I had never known anyone before who could speak volumes by traveling a foot in any one direction, who could express all he was feeling with a walk. So many complained that it was impossible to tell what you were thinking and feeling, but they just weren't looking hard enough. When you were angry, your walk became tense and strained, like a caged tiger. Happiness was expressed with a jaunty little stroll combined with a stride that announced quite clearly that you were ready to take on the world whenever the world was ready for you. After we got together, another perambulation entered your repertoire, one reserved only for me. Your eyes would focus on me, and you would instantly assume a languid gait. You would make your way over to me, every step only serving to make me want you more. It always seemed completely unassuming, but sometimes I would catch the smallest little smile on your face that made me believe otherwise. You certainly used it to your advantage when we were alone. All you needed to do was approach me and by the time you arrived I was all yours. My final recollection as I finished your likeness was having those gorgeous legs wrapped tightly around my waist as we lay together after hours of mutual exploration, feeling as if there was nothing in the world but each other and being perfectly content with that fact, smiling exhausted smiles and murmuring soft words as fingers traced over muscles and scars.
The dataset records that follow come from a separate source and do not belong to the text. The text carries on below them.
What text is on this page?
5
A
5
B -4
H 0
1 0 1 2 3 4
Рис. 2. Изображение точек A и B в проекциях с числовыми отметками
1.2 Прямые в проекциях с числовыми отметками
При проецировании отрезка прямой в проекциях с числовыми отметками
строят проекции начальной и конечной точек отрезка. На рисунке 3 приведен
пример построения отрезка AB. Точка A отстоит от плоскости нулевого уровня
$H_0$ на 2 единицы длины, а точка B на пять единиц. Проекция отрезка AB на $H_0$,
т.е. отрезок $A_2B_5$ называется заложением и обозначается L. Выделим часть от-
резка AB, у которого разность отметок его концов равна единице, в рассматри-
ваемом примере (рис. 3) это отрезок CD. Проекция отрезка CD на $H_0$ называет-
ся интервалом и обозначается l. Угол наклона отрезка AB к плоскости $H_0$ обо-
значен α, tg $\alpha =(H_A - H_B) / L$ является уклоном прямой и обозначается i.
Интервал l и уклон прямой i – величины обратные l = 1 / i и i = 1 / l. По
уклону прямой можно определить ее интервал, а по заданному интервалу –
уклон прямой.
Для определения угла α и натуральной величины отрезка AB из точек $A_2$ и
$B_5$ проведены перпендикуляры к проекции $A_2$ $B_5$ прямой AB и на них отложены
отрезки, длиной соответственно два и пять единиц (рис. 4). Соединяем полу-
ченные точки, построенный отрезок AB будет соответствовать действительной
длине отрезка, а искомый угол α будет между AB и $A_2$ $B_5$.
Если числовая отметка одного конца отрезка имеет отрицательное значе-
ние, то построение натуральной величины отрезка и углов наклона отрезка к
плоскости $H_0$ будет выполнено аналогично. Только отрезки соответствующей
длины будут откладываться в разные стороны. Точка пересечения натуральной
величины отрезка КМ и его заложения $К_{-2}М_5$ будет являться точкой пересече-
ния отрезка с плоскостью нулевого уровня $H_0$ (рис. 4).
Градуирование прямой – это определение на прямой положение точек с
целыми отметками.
The pencil dropped from my fingers as I buried my head in my hands, the tears flowing uncontrollably, and I realized why I couldn't hate you, couldn't forget you. Through my tears I looked over at the blacked out faces of my wife and daughter. As much as I loved and adored you, I gave up my life with you for them, and I never once regretted it. They were my whole world, but I couldn't allow myself to remember what we had together. It is all part of my punishment for the crime I committed all those years ago, the crime that I can never forgive myself for. And just as part of my punishment was to forget them, so too was remembering you. I could have anticipated the others to turn away from me, but I never could have foreseen that from you. It was the harshest blow that could have been dealt to me, and it broke my heart as much as it angered me. As I turned my gaze back to the painting, the final nail in my coffin was delivered to me; that, no matter what you did, or what you may do, I couldn't regret what we had, nor could I ever stop loving you.
As soon as the picture was complete, I had them take it away; I couldn't bear to look on it anymore. It's been a year since then, and yet I can still see you as clear as day: that warm smile combined with a poise and elegance that can still make my breath catch in my throat. I will continue to remember you, both as you were, and as you are, loving you and hating you in equal measure. Such is my blessing and my curse, and the final part of my penance is that you became both.